The container or pot your orchid grows in is more important than you might think. Some experts swear by clay or terracotta pots. Why is that? What makes clay pots so suitable for most orchids? In this article, we zoom in on their benefits and I share some tips when choosing a pot for your orchid.
Choosing a Pot for Your Orchid
Choosing a pot is important when you are about to repot one of your orchids. Don't throw away the pots your orchids are currently growing in if they are doing fine. We take a look at the benefits of clay pots. Consider a clay pot the next time it is time to repot one of your plants.
Orchids prefer growing in a medium that is airy. The roots need access to oxygen and water should be able to drain easily. Remember that orchids don't like wet feet. Plastic pots are the norm these days. Nurseries use them because they are cheap and don't easily break. Plastic is much lighter than terracotta, which is convenient if you need to ship orchids to customers.
There is no need to repot the orchid you just bought if it is growing in a plastic pot. Plastic pots are fine, but you may want to consider a clay pot when you need to repot the orchid you just bought.
Why Choose a Clay Pot for Your Orchid
A clay pot has a number of interesting characteristics that are suitable for growing orchids. Clay or terracotta pots are porous. The porousness of the pot promotes gas exchange and that is something that benefits the roots of your orchids. As I wrote earlier, the medium an orchid grows in needs to be airy. Gases, such as oxygen, can freely pass through the wall of a clay pot and that is something benefiting the orchid growing in it.

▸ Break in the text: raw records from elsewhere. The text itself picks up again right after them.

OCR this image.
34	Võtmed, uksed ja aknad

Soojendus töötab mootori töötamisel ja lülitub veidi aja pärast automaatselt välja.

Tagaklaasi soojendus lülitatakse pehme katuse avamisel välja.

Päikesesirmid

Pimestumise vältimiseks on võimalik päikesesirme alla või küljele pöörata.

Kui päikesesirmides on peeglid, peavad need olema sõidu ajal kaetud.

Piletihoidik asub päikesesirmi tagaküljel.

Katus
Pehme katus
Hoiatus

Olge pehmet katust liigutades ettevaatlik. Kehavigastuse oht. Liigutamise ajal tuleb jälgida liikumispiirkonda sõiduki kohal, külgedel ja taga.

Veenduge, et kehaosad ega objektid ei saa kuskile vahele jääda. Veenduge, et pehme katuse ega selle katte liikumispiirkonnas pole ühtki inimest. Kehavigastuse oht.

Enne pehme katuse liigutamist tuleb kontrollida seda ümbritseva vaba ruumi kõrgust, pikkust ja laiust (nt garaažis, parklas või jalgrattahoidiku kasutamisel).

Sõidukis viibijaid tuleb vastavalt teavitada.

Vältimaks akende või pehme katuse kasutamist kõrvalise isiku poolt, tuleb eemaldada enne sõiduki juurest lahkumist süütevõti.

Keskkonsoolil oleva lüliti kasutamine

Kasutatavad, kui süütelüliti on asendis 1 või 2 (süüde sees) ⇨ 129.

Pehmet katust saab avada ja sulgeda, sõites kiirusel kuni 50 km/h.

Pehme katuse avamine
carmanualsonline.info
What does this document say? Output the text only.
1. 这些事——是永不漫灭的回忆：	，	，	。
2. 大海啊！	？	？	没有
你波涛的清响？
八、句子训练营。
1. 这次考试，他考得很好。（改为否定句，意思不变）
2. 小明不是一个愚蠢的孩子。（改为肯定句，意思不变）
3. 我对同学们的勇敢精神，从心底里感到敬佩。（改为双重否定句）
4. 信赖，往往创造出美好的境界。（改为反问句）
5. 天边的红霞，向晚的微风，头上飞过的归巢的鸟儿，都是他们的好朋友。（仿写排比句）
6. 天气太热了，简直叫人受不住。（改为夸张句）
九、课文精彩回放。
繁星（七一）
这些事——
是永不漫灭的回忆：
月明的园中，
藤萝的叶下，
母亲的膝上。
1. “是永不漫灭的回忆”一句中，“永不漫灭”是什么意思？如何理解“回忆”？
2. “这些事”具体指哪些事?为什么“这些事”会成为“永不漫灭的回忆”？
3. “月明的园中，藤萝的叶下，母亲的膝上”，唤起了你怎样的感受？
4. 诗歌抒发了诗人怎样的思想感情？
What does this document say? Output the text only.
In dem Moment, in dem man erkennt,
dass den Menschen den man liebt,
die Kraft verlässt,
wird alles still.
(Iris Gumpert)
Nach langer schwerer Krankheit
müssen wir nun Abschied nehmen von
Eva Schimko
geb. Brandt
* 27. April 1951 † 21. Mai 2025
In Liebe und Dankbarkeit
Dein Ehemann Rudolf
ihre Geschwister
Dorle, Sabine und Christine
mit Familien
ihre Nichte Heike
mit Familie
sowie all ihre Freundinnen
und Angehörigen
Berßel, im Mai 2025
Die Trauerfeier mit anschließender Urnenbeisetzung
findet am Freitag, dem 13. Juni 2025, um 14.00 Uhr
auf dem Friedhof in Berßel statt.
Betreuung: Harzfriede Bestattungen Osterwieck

The porous nature of a clay pot also helps drain excess moisture. It ensures the medium the orchid grows in dries more evenly. This also has a subtle downside. Orchids that grow in a clay pot need to be watered more frequently as the water is absorbed by the pot, evaporating on the outside.
That brings us to the next benefit of a clay pot. Because clay pots help drain the medium the orchid grows in, there is another interesting side effect the plant benefits from. Have you ever noticed that the outside of a clay pot develops a white, grainy film or texture? The water you give your orchid contains soluble salts and those salts create the white film on the outside of the pot. While the water evaporates, the salts remain behind on the outside of the pot. Fertilizers also contain soluble salts and those too contribute to the white deposit on outside of the pot. This is especially true for chemical fertilizers.
How does this help your orchid? Salts build up over time in the medium and that is damaging to the roots of your plant. It is one of the reasons why you should repot your orchids every now and then. Because a clay pot transports some of the salts out of the medium, it takes much longer for the medium to accumulate salts that can damager the roots of your plants.
While it is understandable that nurseries don't use clay pots because of their weight, you can use the weight of a clay pot to your advantage. Clay pots can help prevent large(r) orchids from toppling over.
Clay or terracotta pots are made from a natural resource and it happens that algae and moss start to grow on the pot. Most people like this rustic look as it adds character.
Which Clay Pot to Choose
There are plenty of clay pots you can choose from. Choose a pot that isn't glazed. Clay pots that are glazed or baked high temperatures are no longer porous. The porous nature of a clay pot is what makes it appealing for orchids.
Draining holes are another important detail to be mindful of. A clay pot without draining holes isn't a good fit for your orchid. Most clay pots have a draining hole at the bottom, but clay pots designed for orchids (and some other plants) have additional draining holes on the side. Terracotta pots with holes at the bottom and on the side make sure excess water has a way out, the medium can dry out, and the roots of the orchid can breath.
What Are the Downsides of Clay Pots?
There are a few downsides, but they don't outweigh the benefits clay pots have for orchids. The weight could be considered a downside, but it shouldn't be for most orchid enthusiasts. Because clay pots are made from a natural resource, the roots of the orchid can cling or stick to the pot after some time. This makes repotting a bit more challenging.
When you are repotting an orchid growing in a clay pot that is reluctant to leave its old home, use a knife to free the root ball from the pot. Take a blunt knife and place it between the root ball and the pot. Carefully move the knife up and down, cutting the root ball loose from the pot.